In April 2011, The Children’s Hospital of Philadelphia Research Institute identified the most common errors that lead to crashes involving teen drivers. Three out of four serious teen driver crashes are due to inexperience. The three most common errors, accounting for about half of these crashes, are:
- Lack of scanning the roadway
- Driving too fast for conditions
- Distraction by something inside or outside the vehicle
Make sure your teen has lots of practice behind the wheel – the more, the better. Start off driving during the daytime, but don’t cherry pick. Your teen won’t always be driving on a prefect sunny day. When you feel they’re ready, gradually add practice at night, in heavier traffic and bad weather.
Reducing Your Teen’s Risk
Staying involved helps keep new drivers safe.
While we as parents face the same risks each time we drive, we have experience where our teens do not. Our experience has taught us how to recognize and avoid these risks.
Trusted pediatricians feel very strongly about teen driver safety. Dr. Alison Tothy, MD, FAAP, Medical Director of Pediatric Emergency Medicine at the University of Chicago Children’s Hospital, offers ways you can help keep your teen driver safe.

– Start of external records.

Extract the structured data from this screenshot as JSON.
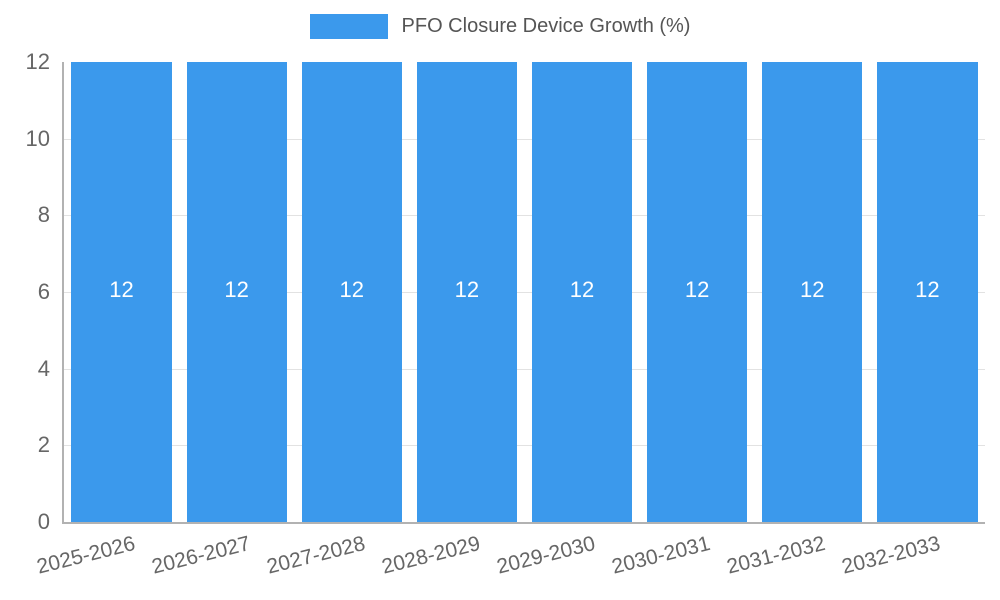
{
  "chart_data": {
    "type": "bar",
    "title": "PFO Closure Device Growth (%)",
    "categories": [
      "2025-2026",
      "2026-2027",
      "2027-2028",
      "2028-2029",
      "2029-2030",
      "2030-2031",
      "2031-2032",
      "2032-2033"
    ],
    "values": [
      12,
      12,
      12,
      12,
      12,
      12,
      12,
      12
    ],
    "value_labels": [
      "12",
      "12",
      "12",
      "12",
      "12",
      "12",
      "12",
      "12"
    ],
    "xlabel": "",
    "ylabel": "",
    "ylim": [
      0,
      12
    ],
    "yticks": [
      0,
      2,
      4,
      6,
      8,
      10,
      12
    ],
    "grid": true,
    "legend_position": "top-center",
    "bar_color": "#3B99EC",
    "value_label_color": "#FFFFFF",
    "axis_text_color": "#666666",
    "grid_color": "#E2E2E2",
    "axis_line_color": "#B2B2B2"
  }
}
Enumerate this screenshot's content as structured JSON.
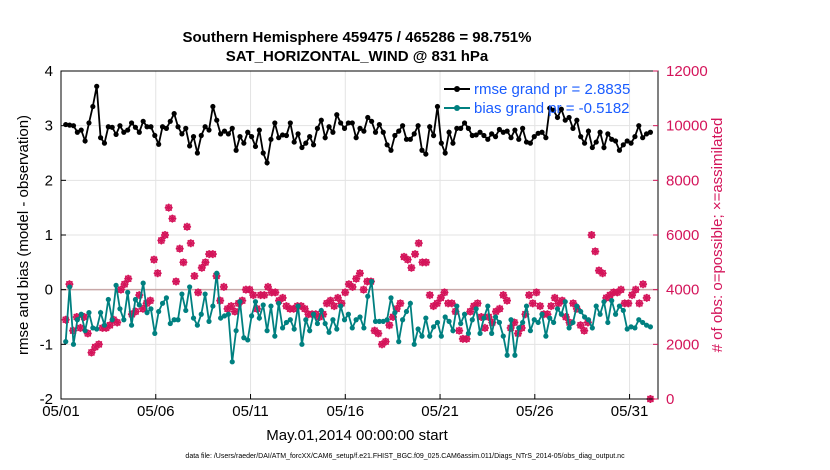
{
  "chart_data": {
    "type": "line",
    "title_line1": "Southern Hemisphere 459475 / 465286 = 98.751%",
    "title_line2": "SAT_HORIZONTAL_WIND @ 831 hPa",
    "xlabel": "May.01,2014 00:00:00 start",
    "ylabel": "rmse and bias (model - observation)",
    "ylabel_right": "# of obs: o=possible; ×=assimilated",
    "xlim": [
      0,
      31.5
    ],
    "ylim": [
      -2,
      4
    ],
    "ylim_right": [
      0,
      12000
    ],
    "x_ticks": [
      {
        "value": 0,
        "label": "05/01"
      },
      {
        "value": 5,
        "label": "05/06"
      },
      {
        "value": 10,
        "label": "05/11"
      },
      {
        "value": 15,
        "label": "05/16"
      },
      {
        "value": 20,
        "label": "05/21"
      },
      {
        "value": 25,
        "label": "05/26"
      },
      {
        "value": 30,
        "label": "05/31"
      }
    ],
    "y_ticks": [
      {
        "value": -2,
        "label": "-2"
      },
      {
        "value": -1,
        "label": "-1"
      },
      {
        "value": 0,
        "label": "0"
      },
      {
        "value": 1,
        "label": "1"
      },
      {
        "value": 2,
        "label": "2"
      },
      {
        "value": 3,
        "label": "3"
      },
      {
        "value": 4,
        "label": "4"
      }
    ],
    "y_ticks_right": [
      {
        "value": 0,
        "label": "0"
      },
      {
        "value": 2000,
        "label": "2000"
      },
      {
        "value": 4000,
        "label": "4000"
      },
      {
        "value": 6000,
        "label": "6000"
      },
      {
        "value": 8000,
        "label": "8000"
      },
      {
        "value": 10000,
        "label": "10000"
      },
      {
        "value": 12000,
        "label": "12000"
      }
    ],
    "grid": true,
    "legend_position": "top-right",
    "colors": {
      "rmse": "#000000",
      "bias": "#008080",
      "obs": "#d4145a",
      "zero_line": "#c8a8a8",
      "legend_text": "#1a5cff"
    },
    "series": [
      {
        "name": "rmse grand pr = 2.8835",
        "values": [
          3.02,
          3.01,
          3.0,
          2.88,
          2.92,
          2.72,
          3.05,
          3.35,
          3.72,
          2.78,
          2.68,
          2.98,
          2.97,
          2.84,
          3.0,
          2.88,
          2.92,
          3.05,
          2.97,
          2.88,
          3.08,
          2.98,
          2.98,
          2.82,
          2.66,
          2.98,
          2.95,
          3.08,
          3.22,
          2.98,
          2.85,
          2.95,
          2.63,
          2.8,
          2.5,
          2.82,
          2.98,
          2.92,
          3.35,
          3.1,
          2.85,
          2.9,
          2.85,
          2.95,
          2.55,
          2.8,
          2.68,
          2.88,
          2.8,
          2.62,
          2.92,
          2.5,
          2.32,
          2.75,
          3.05,
          2.78,
          2.83,
          2.82,
          3.05,
          2.7,
          2.85,
          2.6,
          2.68,
          2.8,
          2.65,
          2.95,
          3.1,
          2.78,
          2.98,
          2.88,
          3.2,
          3.05,
          2.95,
          3.05,
          3.05,
          2.78,
          2.95,
          2.9,
          3.15,
          3.08,
          2.88,
          3.02,
          2.88,
          2.65,
          2.55,
          2.82,
          2.9,
          3.0,
          2.75,
          2.75,
          2.85,
          3.0,
          2.55,
          2.48,
          2.98,
          2.82,
          3.35,
          2.68,
          2.5,
          2.88,
          2.68,
          2.95,
          2.95,
          3.05,
          2.95,
          2.82,
          2.83,
          2.88,
          2.82,
          2.75,
          2.85,
          2.8,
          2.93,
          2.88,
          2.9,
          2.78,
          2.92,
          2.75,
          2.95,
          2.7,
          2.68,
          2.8,
          2.86,
          2.88,
          2.78,
          3.32,
          3.28,
          3.15,
          3.3,
          3.1,
          3.15,
          2.95,
          3.1,
          2.8,
          2.68,
          2.9,
          2.6,
          2.7,
          2.88,
          2.6,
          2.85,
          2.75,
          2.72,
          2.55,
          2.65,
          2.72,
          2.68,
          2.8,
          3.0,
          2.78,
          2.85,
          2.88
        ]
      },
      {
        "name": "bias grand pr = -0.5182",
        "values": [
          -0.95,
          0.05,
          -1.0,
          -0.55,
          -0.45,
          -0.75,
          -0.42,
          -0.7,
          -0.72,
          -0.42,
          -0.65,
          -0.18,
          -0.55,
          0.08,
          -0.35,
          -0.55,
          -0.05,
          -0.65,
          -0.18,
          -0.28,
          0.12,
          -0.42,
          -0.35,
          -0.8,
          -0.4,
          -0.25,
          -0.15,
          -0.62,
          -0.55,
          -0.55,
          -0.08,
          -0.38,
          0.05,
          -0.52,
          -0.65,
          -0.45,
          -0.08,
          -0.58,
          -0.3,
          0.3,
          -0.52,
          -0.48,
          -0.45,
          -1.32,
          -0.75,
          -0.22,
          -0.88,
          -0.92,
          -0.48,
          -0.22,
          -0.52,
          -0.28,
          -0.75,
          -0.3,
          -0.85,
          -0.25,
          -0.7,
          -0.6,
          -0.55,
          -0.72,
          -0.3,
          -1.0,
          -0.55,
          -0.75,
          -0.45,
          -0.62,
          -0.38,
          -0.62,
          -0.78,
          -0.55,
          -0.72,
          -0.3,
          -0.55,
          -0.45,
          -0.7,
          -0.55,
          -0.5,
          -0.7,
          -0.12,
          0.15,
          -0.58,
          -0.58,
          -0.58,
          -0.55,
          -0.15,
          -0.42,
          -0.95,
          -0.55,
          -0.4,
          -0.25,
          -1.0,
          -0.72,
          -0.85,
          -0.52,
          -0.85,
          -0.68,
          -0.6,
          -0.85,
          -0.5,
          -0.58,
          -0.75,
          -0.3,
          -0.62,
          -0.45,
          -0.8,
          -0.55,
          -0.35,
          -0.8,
          -0.52,
          -0.3,
          -0.8,
          -0.5,
          -0.6,
          -0.85,
          -1.2,
          -0.55,
          -1.2,
          -0.7,
          -0.6,
          -0.3,
          -0.75,
          -0.55,
          -0.6,
          -0.45,
          -0.85,
          -0.52,
          -0.6,
          -0.35,
          -0.45,
          -0.22,
          -0.7,
          -0.6,
          -0.3,
          -0.4,
          -0.5,
          -0.55,
          -0.7,
          -0.3,
          -0.45,
          -0.22,
          -0.6,
          -0.2,
          -0.45,
          -0.3,
          -0.38,
          -0.72,
          -0.68,
          -0.7,
          -0.55,
          -0.6,
          -0.65,
          -0.68
        ]
      }
    ],
    "obs_series": [
      {
        "name": "possible / assimilated",
        "values": [
          2900,
          4200,
          2500,
          3000,
          2600,
          3000,
          2400,
          1700,
          1900,
          2000,
          2600,
          2600,
          2700,
          2900,
          2800,
          4000,
          4200,
          4400,
          3100,
          3200,
          3800,
          3300,
          3500,
          3600,
          5100,
          4600,
          5800,
          6000,
          7000,
          6600,
          4300,
          5500,
          5000,
          6300,
          5700,
          4500,
          3900,
          4800,
          5000,
          5300,
          5300,
          4500,
          3600,
          4100,
          3300,
          3400,
          3200,
          3500,
          3600,
          4000,
          4000,
          3800,
          3300,
          3800,
          3800,
          4100,
          3900,
          3900,
          3600,
          3700,
          3400,
          3300,
          3300,
          3400,
          3400,
          3300,
          3100,
          3100,
          3100,
          3000,
          3100,
          3500,
          3600,
          3400,
          3700,
          3500,
          3900,
          4200,
          4100,
          4400,
          4600,
          4000,
          4300,
          4300,
          2500,
          2400,
          2000,
          2100,
          2700,
          3000,
          3300,
          3500,
          5200,
          5100,
          4800,
          5300,
          5700,
          5000,
          5000,
          3800,
          3400,
          3500,
          3700,
          3900,
          3500,
          3500,
          3200,
          2500,
          2200,
          2200,
          3200,
          3400,
          3500,
          3000,
          2600,
          3000,
          2800,
          3200,
          3300,
          3800,
          3600,
          2600,
          2800,
          2400,
          2600,
          3100,
          3800,
          3500,
          3900,
          3400,
          3100,
          3100,
          3400,
          3700,
          3500,
          3600,
          3000,
          2800,
          3500,
          3300,
          2700,
          2500,
          2800,
          6000,
          5400,
          4700,
          4600,
          3700,
          3800,
          3900,
          3900,
          4000,
          3500,
          3500,
          3800,
          4000,
          3500,
          4200,
          3700,
          0
        ]
      }
    ],
    "footer": "data file: /Users/raeder/DAI/ATM_forcXX/CAM6_setup/f.e21.FHIST_BGC.f09_025.CAM6assim.011/Diags_NTrS_2014-05/obs_diag_output.nc"
  }
}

Experts advise taking the following actions to help keep your teen safe behind the wheel:
Practice with new drivers: Sit beside them as they drive and schedule 30 minutes of practice time each week—before and after they get their license—to check in and see how they are doing.
Set a good example: Drive the way you want your teen to drive. Your sons and daughters have learned from you all their lives. They don’t stop learning now that they have their license.
Sign the New Driver Deal: The New Driver Deal is a written agreement which helps define expectations – for parents and teens.
Let teens earn privileges: The best way teens can show they are ready for new privileges is to show they can handle the ones they have been already given.
Parents should discuss their feelings about teen driver safety with each other: It can be tough enforcing rules with your teen when the parents of their friends don’t follow suit. It also can be dangerous for your teen to be a passenger in a car driven by a teen given too many driving privileges too soon. Make sure you know where other parents stand on teen driver safety and tell other parents about your feelings.